Vision pt. 1
So I’ve realized that i am not really good at this whole blogging thing, because i hardely ever actually write on here. But oh well ill give this a try…
I’ve been working part time at Ressurection Fellowship church with 3 year olds, and i just want to start off by saying that i LOOOOOVE it! We got up to 24 kids in a room that is supposed to hold at least half of that, needless to say it was fairly choatic, (and most the kids had runny noses, which at that age is to be expected!) I had 2 kids that clung to me almost the entire time, which i thought was cute, except it made it hard to move when some of the kids were hiting each other. Anyways i survived those 3 plus hours and am looking foward to the next time we have a million kids!

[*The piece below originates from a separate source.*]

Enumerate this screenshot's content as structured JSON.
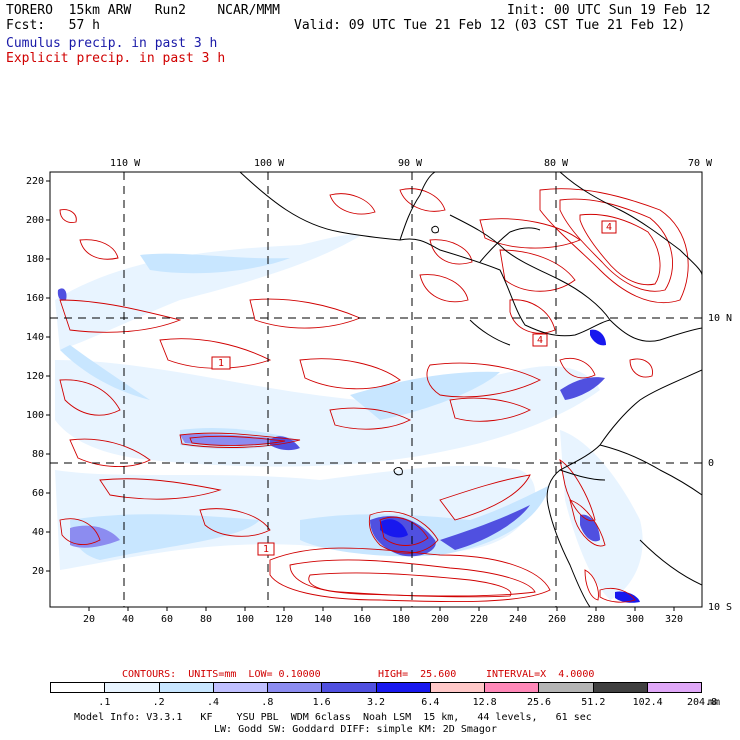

Now i was thinking last night, that although i loove that age group of pretty little kids, i’ve also been feeling called towards a little bit older onesĀ like 6-8th grade (especially girls of that age.) I’ve felt this call for a while but i have been fighting with it because i cant stand most kids that age, so i am finding it strange that God wants to put me there as well..I guess saying that i find it strange isnt exactly how i feel about it, because I know that through this God wants to teach me as well as the girls of this age group some important things. One of which came to me last night, i really feel that at this age like before high school is a critical time. That is when most girls are trying to find who they are, they want to fit in to certain groups, act and dressĀ a certain way (mostly to impress the boys) But the word that kept comming to my mind was IDENTITY and before they go into high school and try to find who they are, i think its important to show them that they have an IDENTITY in Christ. I could go on about this forever, but maybe ill write more about it later on!! (but i highly doubt that i will…) Anyways my heart towards missions is still strong as ever, and i cant wait to start fulfilling my dreams of becomming a missionary! Im beginning to wonder how i can feel such a call to so many different things.
So to wrap it all up i’ll leave you with this one question that i have been asking myself a lot lately, you dont have to necessarily respond on here, its more important that you just think about it.
*WHO ARE YOU WHEN NO ONE IS LOOKING?*(if you really looked down way deep inside and saw your heart in whatever condition it may be in, what is ONE word that describes what its like?)